Kejahatan di bidang pasar modal yang merusak kepercayaan investor terutama investor asing akan menyebabkan lesu nya ekonomi nasional karena pertumbuhan modal tidak berjalan dengan baik.

Dalam rangka merespons hal ini, pemerintah dan Dewan Perwakilan rakyat (DPR) membentuk Undang-Undang Nomor 4 Tahun 2023 Tentang Penguatan Pengembangan Sektor Keuangan (P2SK).

Sebuah peraturan di sektor keuangan dengan metode sapu jagat (omnibus law) yang memperbarui dan mengubah 17 peraturan perundang-undangan di sektor keuangan termasuk pasar modal di dalamnya.

UU P2SK merombak UU PM sebagai aturan main di dalam penyelenggaraan perdagangan efek di Indonesia yang telah berlaku selama 28 tahun dari era Orde Baru.
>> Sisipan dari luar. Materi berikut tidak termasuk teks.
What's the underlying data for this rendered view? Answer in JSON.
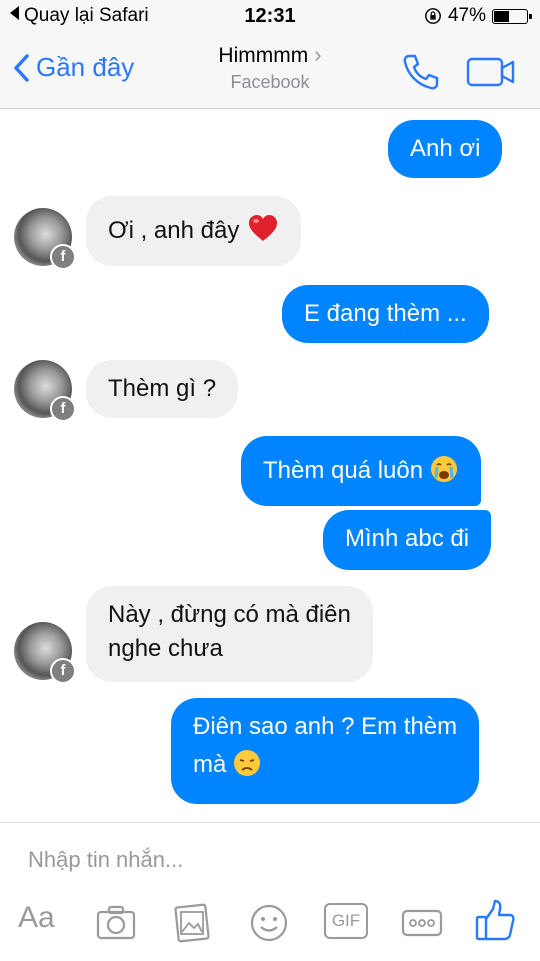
{
  "status_bar": {
    "back_label": "Quay lại Safari",
    "time": "12:31",
    "battery_percent": "47%",
    "battery_level": 0.47
  },
  "nav": {
    "back_label": "Gần đây",
    "title": "Himmmm",
    "subtitle": "Facebook",
    "icons": [
      "chevron-left-icon",
      "phone-icon",
      "video-camera-icon"
    ]
  },
  "messages": [
    {
      "side": "out",
      "text": "Anh ơi"
    },
    {
      "side": "in",
      "text": "Ơi , anh đây",
      "emoji": "heart"
    },
    {
      "side": "out",
      "text": "E đang thèm ..."
    },
    {
      "side": "in",
      "text": "Thèm gì ?"
    },
    {
      "side": "out",
      "text": "Thèm quá luôn",
      "emoji": "crying-face"
    },
    {
      "side": "out",
      "text": "Mình abc đi"
    },
    {
      "side": "in",
      "text_line1": "Này , đừng có mà điên",
      "text_line2": "nghe chưa"
    },
    {
      "side": "out",
      "text_line1": "Điên sao anh ? Em thèm",
      "text_line2": "mà",
      "emoji": "disappointed-face"
    }
  ],
  "avatar_badge": "f",
  "composer": {
    "placeholder": "Nhập tin nhắn...",
    "tools": {
      "text_label": "Aa",
      "gif_label": "GIF"
    }
  },
  "colors": {
    "accent": "#2979ff",
    "outgoing_bubble": "#0084ff",
    "incoming_bubble": "#f0f0f0"
  }
}
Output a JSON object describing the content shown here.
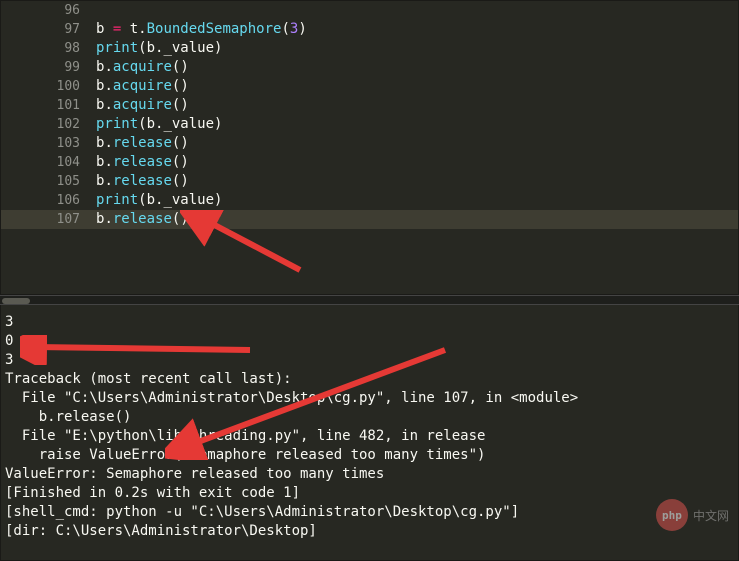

Penataan atas UU PM diatur dalam Bab V bagian kedua Pasal 21 dan Pasal 22 UU P2SK. Pasal 22 UU P2SK merombak hampir seluruh bab di UU PM terkecuali Bab VI Tentang Lembaga Penunjang Pasar Modal dan Bab XIV Tentang sanksi administratif.

Ratio Legis atau tujuan pembentukan UU P2SK adalah untuk melakukan penguatan terhadap stabilitas ekonomi nasional serta mengintegrasikan berbagai regulasi hukum pada sektor keuangan.

Pada sektor pasar modal, UU P2SK memberikan penguatan peran otoritas jasa keuangan (OJK) dalam melakukan pengawasan terhadap proses perdagangan efek di bursa.

Sebab selama ini peran OJK dirasa kurang optimal akibat kurangnya peran dan kewenangan yang diberikan kepada OJK dalam menindak pelaku kejahatan di sektor pasar modal.

UU P2SK meletakkan investor sebagai proritas utama dalam hukum pasar modal. Beberapa Langkah yang diambil dalam UU P2SK seperti peningkatan standar laporan, pengungkapan informasi yang akurat dari emiten serta mekanisme penyelesaian sengketa yang lebih efisien dalam rangka memberikan kepastian hukum kepada investor.

Hal tersebut dilakukan dalam rangka merespons tantangan mampukah Indonesia memberikan perlindungan kepada investor. Ini karena di tengah gencarnya pemerintah menggandeng investor masih banyak keraguan terhadap produk hukum Indonesia yang dirasa masih belum mampu memberikan perlindungan yang maksimal kepada investor.

Selain aspek regulasi dan pengawasan, UU P2SK juga menekankan pentingnya pengembangan infrastruktur pada sektor pasar modal. Infrastruktur ini berupa pengembangan teknologi informasi yang lebih canggih untuk mendukung transaksi yang efisien dan aman dari serangan kejahatan siber.

Infrastruktur yang kuat akan membantu mendongkrak pertumbuhan likuiditas pasar dan memperluas akses bagi berbagai jenis investor.

Permasalahan hukum di dalam pasar modal merupakan tantangan yang terus berkembang seiring dengan perkembangan teknologi dan dinamika pasar. Upaya untuk mengatasi permasalahan ini memerlukan kerja sama yang baik antara regulator, emiten, pelaku pasar, dan investor. Regulasi yang efektif, transparansi, dan penegakan hukum yang tegas adalah kunci untuk memastikan pasar modal yang sehat dan berkelanjutan.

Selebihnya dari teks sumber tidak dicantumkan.